Zu einem leidenschaftlichen Meinungskampf entwickelt sich das Vorhaben der SPD- und FDP-Fraktionen im Bundestag, die Schwangerschaftsunterbrechung in den ersten drei Monaten nach der Befruchtung straffrei zu lassen. Damit würde jeder Frau freigestellt, ob sie ein Kind austragen will oder nicht. In England, Schweden und der DDR ist die „Fristenlösung“ bereits Gesetz.
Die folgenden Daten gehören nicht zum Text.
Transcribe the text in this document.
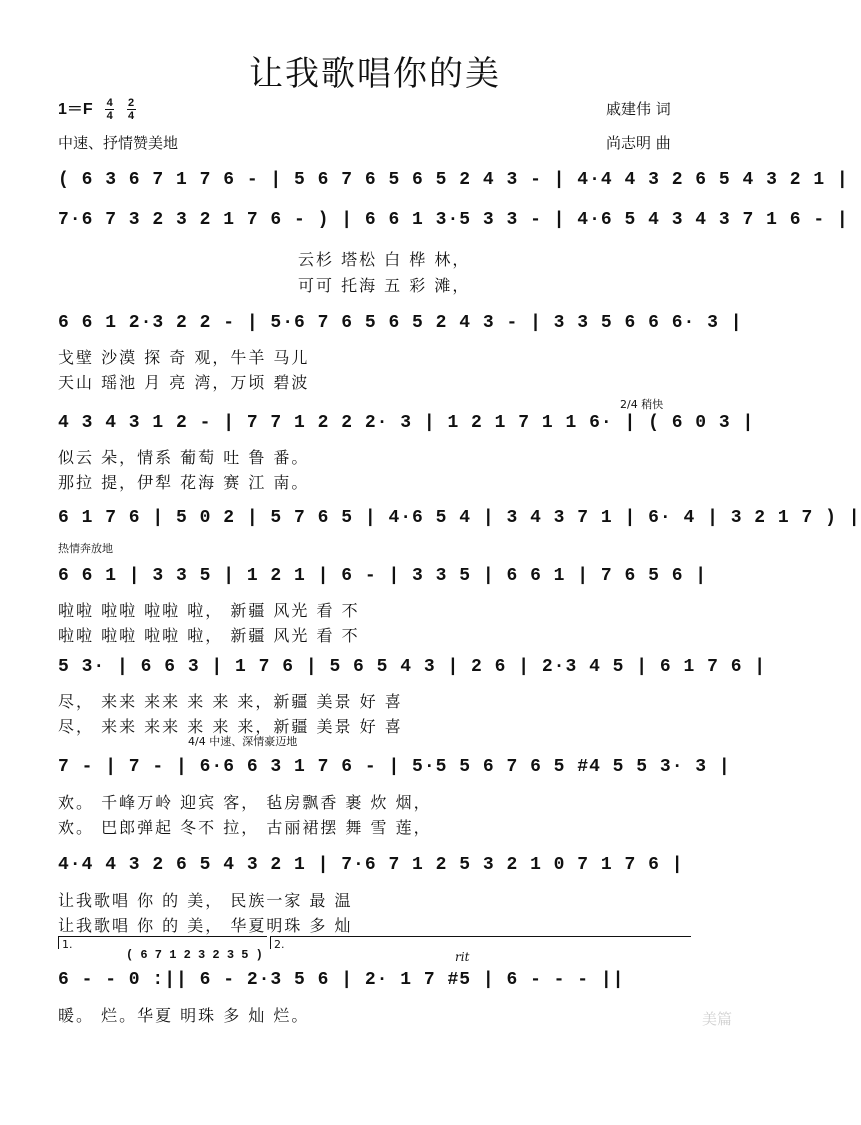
让我歌唱你的美
$1=F \frac{4}{4} \frac{2}{4}$
中速、抒情赞美地
戚建伟 词
尚志明 曲
( 6 3 6 7 1 7 6 - | 5 6 7 6 5 6 5 2 4 3 - | 4·4 4 3 2 6 5 4 3 2 1 |
7·6 7 3 2 3 2 1 7 6 - ) | 6 6 1 3·5 3 3 - | 4·6 5 4 3 4 3 7 1 6 - |
云杉 塔松 白 桦 林，
可可 托海 五 彩 滩，
6 6 1 2·3 2 2 - | 5·6 7 6 5 6 5 2 4 3 - | 3 3 5 6 6 6· 3 |
戈壁 沙漠 探 奇 观，牛羊 马儿
天山 瑶池 月 亮 湾，万顷 碧波
2/4 稍快
4 3 4 3 1 2 - | 7 7 1 2 2 2· 3 | 1 2 1 7 1 1 6· | ( 6 0 3 |
似云 朵，情系 葡萄 吐 鲁 番。
那拉 提，伊犁 花海 赛 江 南。
6 1 7 6 | 5 0 2 | 5 7 6 5 | 4·6 5 4 | 3 4 3 7 1 | 6· 4 | 3 2 1 7 ) |
热情奔放地
6 6 1 | 3 3 5 | 1 2 1 | 6 - | 3 3 5 | 6 6 1 | 7 6 5 6 |
啦啦 啦啦 啦啦 啦， 新疆 风光 看 不
啦啦 啦啦 啦啦 啦， 新疆 风光 看 不
5 3· | 6 6 3 | 1 7 6 | 5 6 5 4 3 | 2 6 | 2·3 4 5 | 6 1 7 6 |
尽， 来来 来来 来 来 来，新疆 美景 好 喜
尽， 来来 来来 来 来 来，新疆 美景 好 喜
4/4 中速、深情豪迈地
7 - | 7 - | 6·6 6 3 1 7 6 - | 5·5 5 6 7 6 5 #4 5 5 3· 3 |
欢。 千峰万岭 迎宾 客， 毡房飘香 裹 炊 烟，
欢。 巴郎弹起 冬不 拉， 古丽裙摆 舞 雪 莲，
4·4 4 3 2 6 5 4 3 2 1 | 7·6 7 1 2 5 3 2 1 0 7 1 7 6 |
让我歌唱 你 的 美， 民族一家 最 温
让我歌唱 你 的 美， 华夏明珠 多 灿
1.	2.
( 6 7 1 2 3 2 3 5 )	rit
6 - - 0 :|| 6 - 2·3 5 6 | 2· 1 7 #5 | 6 - - - ||
暖。 烂。华夏 明珠 多 灿 烂。	美篇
Die Reform des Paragraphen 218 stößt auf den scharfen Widerspruch der katholischen Kirche. Aber auch die Ärzteverbände, die Repräsentanten der evangelischen Kirche und die Mehrheit der CDU/CSU-Fraktion und eine Minderheit der Sozialdemokraten lehnen das Fristenmodell ab.

Als „Kindesmord an Ungeborenen“ hat der Kölner Erzbischof Kardinal Höffner die Fristenlösung eingestuft. Er nannte sie „eine der brutalsten Formen der Herrschaft des Menschen über den Menschen“. Der Bischof von Münster, Tenhumberg, sagte in einem Gottesdienst: „Ich schäme mich für unser Volk, daß solches bei uns geplant werden kann.“ Die Politiker sollten für Zustände sorgen, in denen keine Frau genötigt werde, ihr Kind im Mutterleib zu töten.

Die (katholische) Deutsche Bischofskonferenz empfiehlt eine Klage beim Bundesverfassungsgericht, falls das Gesetz – für das eine Mehrheit im Bundestag nicht völlig sicher erscheint – verabschiedet werden sollte. Die katholische Kirche begründet ihre Ablehnung auch mit Zahlen aus der DDR, die vermuten ließen, daß der Hauptzweck des Gesetzes – Reduzierung der von Kurpfuschern vorgenommenen, oft lebensgefährlichen Abtreibungen – nicht erreicht werde. Die Bistümer wollen demnächst in jeder Gemeinde eine Kontaktstelle für hilfesuchende werdende Mütter einrichten.

Der Berufsverband der deutschen Frauenärzte sieht durch eine Fristenregelung lediglich das Interesse der Frauen gewahrt; hingegen setze man sich über das Recht des werdenden Lebens pauschal hinweg. Trotz vieler Hilfskonstruktionen sei es schwer begründbar, warum das werdende Kind „vor der zwölften Woche weniger Schutz erwarten darf als nach der zwölften Woche.“

Der FDP-Bundestags-Abgeordnete von Schöler nannte die Reaktion der katholischen Kirche eine „erschreckend oberflächliche und teilweise auch diffamierende Kampagne“.

Die den Entwurf verteidigenden Parlamentarier verwiesen auf die Bedeutung der flankierenden Maßnahmen. Dazu gehört, daß künftig die Krankenkassen die Kosten übernehmen sollen, die durch einen ärztlichen Schwangerschaftsabbruch entstehen. Ferner sollen gering Verdienende die Kosten für Verhütungsmittel ersetzt bekommen. Generell wird es aber die „Pille auf Krankenschein“ nicht geben.